Search code examples
pythonscreen-scrapingenumerate

re.compile only takes two arguments, is there a way to make it take more? Or another way around that?


I am able to access an email in txt file form on my computer, and now my goal is to scrape specific data out of it. I have utilized re.compile and enumerate to parse through the email looking for matching words (in my case, fish species such as GOM Cod), and then printing them. But there are 100's more emails I will need to parse thru, each with several different fish species listed in them....so my question is: what is the best way to go about this? I can't put all 17 different possible fish species into one re.compile function so should I just have 17 different blocks of the same code with just the fish species changed in each? Is that the most efficient way?

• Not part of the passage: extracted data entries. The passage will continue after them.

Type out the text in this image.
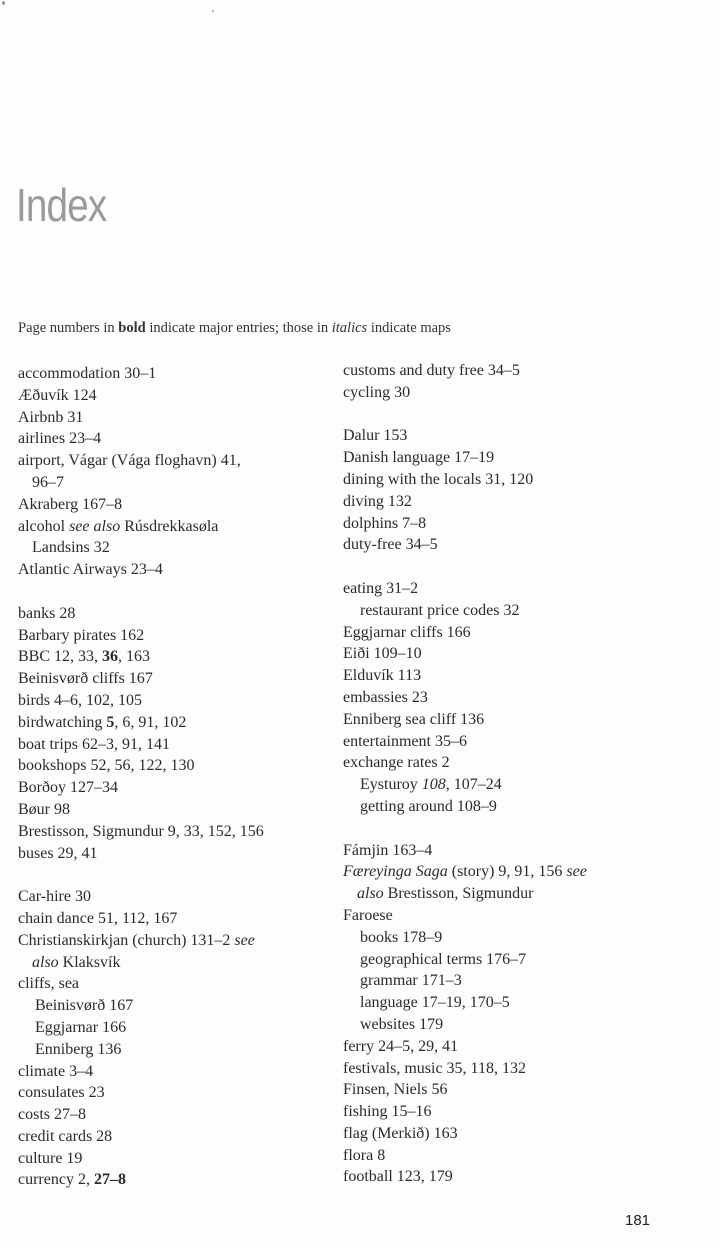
Index
Page numbers in bold indicate major entries; those in italics indicate maps
accommodation 30–1
Æðuvík 124
Airbnb 31
airlines 23–4
airport, Vágar (Vága floghavn) 41,
96–7
Akraberg 167–8
alcohol see also Rúsdrekkasøla
Landsins 32
Atlantic Airways 23–4
banks 28
Barbary pirates 162
BBC 12, 33, 36, 163
Beinisvørð cliffs 167
birds 4–6, 102, 105
birdwatching 5, 6, 91, 102
boat trips 62–3, 91, 141
bookshops 52, 56, 122, 130
Borðoy 127–34
Bøur 98
Brestisson, Sigmundur 9, 33, 152, 156
buses 29, 41
Car-hire 30
chain dance 51, 112, 167
Christianskirkjan (church) 131–2 see
also Klaksvík
cliffs, sea
Beinisvørð 167
Eggjarnar 166
Enniberg 136
climate 3–4
consulates 23
costs 27–8
credit cards 28
culture 19
currency 2, 27–8
customs and duty free 34–5
cycling 30
Dalur 153
Danish language 17–19
dining with the locals 31, 120
diving 132
dolphins 7–8
duty-free 34–5
eating 31–2
restaurant price codes 32
Eggjarnar cliffs 166
Eiði 109–10
Elduvík 113
embassies 23
Enniberg sea cliff 136
entertainment 35–6
exchange rates 2
Eysturoy 108, 107–24
getting around 108–9
Fámjin 163–4
Færeyinga Saga (story) 9, 91, 156 see
also Brestisson, Sigmundur
Faroese
books 178–9
geographical terms 176–7
grammar 171–3
language 17–19, 170–5
websites 179
ferry 24–5, 29, 41
festivals, music 35, 118, 132
Finsen, Niels 56
fishing 15–16
flag (Merkið) 163
flora 8
football 123, 179
181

My code is below.

import os
import email
import re

path = 'Z:\\folderwithemail'

for filename in os.listdir(path):
file_path = os.path.join(path, filename)
if os.path.isfile(file_path):
    with open(file_path, 'r') as f:
        sector_result = []
        pattern = re.compile("GOM Cod", re.IGNORECASE)
        for linenum, line in enumerate(f):
            if pattern.search(line) != None:
                sector_result.append((linenum, line.rstrip('\n')))
                for linenum, line in sector_result:
                    print ("Fish Species:", line)

Solution

  • You can alternate between fish species using the vertical bar |:

    A|B, where A and B can be arbitrary REs, creates a regular expression that will match either A or B

    pattern = re.compile(r"GOM Cod|Salmon|Tuna", re.IGNORECASE)